Assalamualaikum kawan!

Balik lagi di edisi book review “Salihah Mom’s Diary” bab Membangun Komunikasi Dengan Anak. Tahukah kita? untuk membangun sebuah komunikasi yang sehat antara ibu dan anak bukanlah sebuah tugas yang mudah. Sepertinya setiap ibu yang baru saja memiliki seorang anak pastilah melewati fase tersulit dalam membangun komunikasi dengan anak-anak mereka.

Pada bab ini akan dibahas bagaimana sih cara membangun komunikasi yang baik antara ibu dan anak, begitu juga ke ayahnya. Yuk simak sampai akhir tulisan ini ya kawan! Agar kita tahu bagaimana sih cara yang tepat dalam menjalin komunikasi dengan anak-anak kita.

Membangun Komunikasi Dengan Anak

Membangun Komunikasi Dengan Anak – Pertanyaannya, apakah ibu tidak bekerja akan jauh lebih berhasil membangun komunikasi dengan anaknya ketimbang ibu yang bekerja?

“Ya iyalah, secara lebih banyak waktunya”

“Ya belum tentu juga sih, semua tergantung quality time antara si ibu dan anak”

Seperti itulah kira-kira respon sebagian besar ibu-ibu. Tapi berbeda dengan kisah ibu Syarifatul Ummah. Beliau adalah seorang ibu yang sebagian waktunya harus dihabiskan di luar rumah. Ya, dia seorang wanita karir.

Baginya, tidak adil rasanya jika ibu yang bekerja dianggap tidak mampu membangun kelekatan dengan anak (bonding). “Bekerja atau tidak seorang ibu bukanlah urusan mereka. Yang penting kita sebagai ibu yang bekerja juga harus tahu diri dalam mengelola waktu dengan baik agar hak-hak anak tidak terabaikan,” tegas Bu Syarifatul.
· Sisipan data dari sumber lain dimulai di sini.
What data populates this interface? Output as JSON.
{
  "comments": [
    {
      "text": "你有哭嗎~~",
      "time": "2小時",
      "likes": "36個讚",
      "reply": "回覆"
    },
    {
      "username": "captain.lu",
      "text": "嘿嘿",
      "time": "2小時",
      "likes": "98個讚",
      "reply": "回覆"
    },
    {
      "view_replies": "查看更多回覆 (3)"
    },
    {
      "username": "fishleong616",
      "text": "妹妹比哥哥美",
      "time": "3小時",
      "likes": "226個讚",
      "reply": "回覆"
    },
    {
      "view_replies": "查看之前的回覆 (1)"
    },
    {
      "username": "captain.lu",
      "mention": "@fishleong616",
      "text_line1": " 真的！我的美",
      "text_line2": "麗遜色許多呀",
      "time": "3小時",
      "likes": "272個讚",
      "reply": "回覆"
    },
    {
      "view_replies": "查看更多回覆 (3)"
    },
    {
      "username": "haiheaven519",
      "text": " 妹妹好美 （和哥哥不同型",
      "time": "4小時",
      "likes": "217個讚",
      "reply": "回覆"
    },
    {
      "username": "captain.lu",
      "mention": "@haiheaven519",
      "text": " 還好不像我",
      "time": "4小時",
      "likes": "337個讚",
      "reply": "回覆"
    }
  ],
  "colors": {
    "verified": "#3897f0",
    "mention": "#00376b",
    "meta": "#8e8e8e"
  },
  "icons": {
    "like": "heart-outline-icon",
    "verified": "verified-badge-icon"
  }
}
Baginya, letak masalah dalam hal membangun komunikasi dengan anak bukan berpatokan pada ibu bekerja atau tidak, melainkan komitmen setiap ibu sebagai orang tua.

“Kok Syaima itu kalau ngomong bisa terbuka banget, ya, sama ibunya. Padahal ibunya kerja, kan, jarang ketemu anak, tapi kayaknya dekat banget”

Ya, Syaima sudah ditinggal kerja oleh ibunya sejak ia usia 40 hari. Namun, saat dia masuk Taman Kanak-kanak (TK), banyak ibu-ibu yang berpendapat demikian. Hal ini membuat heran ibu Syarifatul, karena beliau menganggap biasa saja hubungan yang ia bangun dengan anaknya.

Akhirnya ibu Syarifatul mencoba untuk menelaah tahapan apa saja yang dia lakukan dalam membangun kedekatan dengan putrinya. Berikut tahapannya :

Ubah Mindset sebagai Ibu

Mungkin selama ini kita menganggap celotehan anak biasa saja. Mulai dari sekarang mari kita ubah mindset bahwa setiap celotehan anak itu berharga.

‘celotehan anakku menarik untuk disimak’

Celotehannya yang menarik bolehlah untuk kita tuliskan ulang, baik di buku harian atau ke media sosial. Sebab, kita akan menemukan banyak inspirasi dari cerita-cerita mereka. Begitupun yang dirasakan oleh ibu Syarifatul.

Respon dengan Tepat

Berikan pertanyaan agar mereka tahu kita menyimaknya dengan sangat baik dan suka dengan cerita mereka.

Ibu Syarifatul mengaku bahwa sering kali mendapati Shakeel, anaknya, bercerita tentang tokoh kartun yang itu-itu saja dengan cerita yang sama juga secara berulang.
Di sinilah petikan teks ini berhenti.